While we applaud them for their fortitude, it seems a curious time for such a bold move given not only the current situation in the financial markets but also the state of the restaurant business.

Restaurants are hardly in an expansion mode - just in New York City alone, we see a lot more restaurants closing than opening. Stories abound of restaurants reducing menu prices: value meals are the latest fad at four and five star restaurants in NYC as the economy continues to sag and consumers cut back on spending. This is going way deeper than just Bennigans closing down.

If restaurants really believe that Opentable can actually drive incremental demand (the oldest line in the travel industry, by the way) then maybe there is hope that participation drives customers faster than it drives costs.

And what about growth prospects beyond just adding more restaurants in existing markets? The only business more fragmented than the hotel industry has to be the restaurant industry.
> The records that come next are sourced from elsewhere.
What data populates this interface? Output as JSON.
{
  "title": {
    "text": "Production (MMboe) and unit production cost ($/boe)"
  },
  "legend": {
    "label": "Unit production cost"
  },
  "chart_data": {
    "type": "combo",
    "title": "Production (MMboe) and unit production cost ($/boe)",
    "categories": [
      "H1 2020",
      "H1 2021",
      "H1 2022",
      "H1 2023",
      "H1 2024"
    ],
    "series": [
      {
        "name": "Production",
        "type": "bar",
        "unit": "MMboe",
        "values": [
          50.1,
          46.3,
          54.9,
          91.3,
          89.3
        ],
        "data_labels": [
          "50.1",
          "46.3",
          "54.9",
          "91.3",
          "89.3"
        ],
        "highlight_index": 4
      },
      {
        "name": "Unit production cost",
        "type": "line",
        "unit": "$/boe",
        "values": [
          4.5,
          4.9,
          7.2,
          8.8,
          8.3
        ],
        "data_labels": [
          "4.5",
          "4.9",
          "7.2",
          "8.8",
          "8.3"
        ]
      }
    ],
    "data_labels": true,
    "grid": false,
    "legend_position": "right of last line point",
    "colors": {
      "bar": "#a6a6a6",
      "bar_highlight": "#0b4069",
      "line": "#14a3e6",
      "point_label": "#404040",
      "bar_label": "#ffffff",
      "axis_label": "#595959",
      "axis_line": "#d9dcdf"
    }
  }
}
So, every new market that Opentable expands to requires feet on the street explaining the model and getting restaurants to sign up. And just how far down the food chain can Opentable go? Does a Friday's in Grand Junction (where I involuntarily ate last week) really need to be on Opentable? I doubt that people in Grand Junction are clamoring for online reservations...

So, in a down economy, with less people eating out (and therefor using Opentable) and less restaurants taking reservations (they pay a fee to Opentable) is this really the time for an IPO? We bet there wont be many reservations for that table.